Heretofore an opinion by a divided court was rendered in this cause and the order of the Industrial Commission of Utah denying Kate Lulich, the applicant, compensation was set aside and the cause remanded. Lulich v. Industrial Commission et al., 86 U. 590, 88 P. (2d) 291. Thereafter defendants applied for and were granted a rehearing. The cause was again orally argued and has been re-examined. The substance of the evidence received at the numerous hearings had before the Industrial Commission was stated at considerable length in the former opinion. It is not necessary to recite again the substance of the whole of such evidence. It is sufficient to direct attention to such portion of the evidence as we deem of controlling importance. The only substantial conflict in the evidence is that touching the question as to whether or not the person killed on September 22, 1928, while at work in the Standard Coal Company mine, was the husband of the applicant. Upon that issue, as will be seen from a reading of the former opinion, evidence was offered tending to show that the person so killed was the husband of the applicant. On the other hand, there is substantial evidence in this record which tends to show that the deceased was not applicant’s husband. It conclusively appears that the husband of the applicant was born not later than the year 1869. In the deposition of the applicant and the birth certificate inclosed therewith it appears that her husband was born on August 25, 1867. It is not entirely clear, however, whether the last figure indicating the year of birth is a 7 or a 9. Thus applicant’s husband, if alive on September 22, 1928, would have been past either fifty-nine or sixty-one years of age, depending on which is the correct date of his birth. In the application for employment filed with the Standard Coal Company under date of September 19, 1928, by the person who was killed three days later, the age of the applicant was given as forty-five. A number of persons who knew the deceased before his death testified that in their opinion he was between forty-five and fity years of age. Such is the testimony of the doctor who examined him at the time he applied for employment.

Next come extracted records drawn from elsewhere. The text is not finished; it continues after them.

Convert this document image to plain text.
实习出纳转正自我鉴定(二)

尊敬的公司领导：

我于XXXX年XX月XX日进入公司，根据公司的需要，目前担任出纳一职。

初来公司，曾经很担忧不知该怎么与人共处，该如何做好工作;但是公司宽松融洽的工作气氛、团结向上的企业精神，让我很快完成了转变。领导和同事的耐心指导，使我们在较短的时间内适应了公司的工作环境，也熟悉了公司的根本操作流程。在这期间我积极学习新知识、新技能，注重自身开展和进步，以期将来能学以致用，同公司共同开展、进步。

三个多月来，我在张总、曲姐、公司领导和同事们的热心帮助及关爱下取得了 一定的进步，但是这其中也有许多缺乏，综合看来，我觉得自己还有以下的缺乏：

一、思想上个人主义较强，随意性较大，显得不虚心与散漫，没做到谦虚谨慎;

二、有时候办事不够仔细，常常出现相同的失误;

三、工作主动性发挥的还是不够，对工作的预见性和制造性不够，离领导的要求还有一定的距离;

There is also evidence that the person killed while in the mine of the Standard Coal Company was not the Joe Lulich who formerly worked at Bingham Canyon. In her deposition the applicant testified that her husband came to America in 1911 and that he never returned. Two witnesses who were called by the applicant testified that they were acquainted with the deceased in the old country; that they saw him on numerous occasions when he was at Bingham; that after coming to this country, prior to his death, the deceased went back to the old country and visited with his family. One of such witnesses stated that this occurred three or four times; the other that it occurred one or more times. Obviously, if the husband of the applicant never returned to the old country and the deceased did return to the old country and there visited his family, the applicant’s' husband was not the person killed in the mine on the occasion in question.

There are other conflicts in the testimony such as to the year in which the deceased first came to America. The testimony thus indicated as to the age of the man killed and as to his having returned to the old country to visit his family, clearly tends to show that the deceased was not the husband of the applicant. If the commission believed such testimony, as they had the right to do, then the order denying compensation was properly made.

We are all agreed that there is sufficient evidence to support an award, but with our limited powers of review we are of the opinion that the evidence is not such as to demand, as a matter of law, the granting of an award. The findings of fact made by the commission on conflicting evidence are binding on this court.

The opinion heretofore rendered in this cause is recalled and the order of the Industrial Commission of Utah denying applicant compensation is affirmed.

FOLLAND, EPHRAIM HANSON, and WOLFE, JJ., concur.

MOFFAT, Justice.

I dissent. I think the original opinion should be the opinion of the court.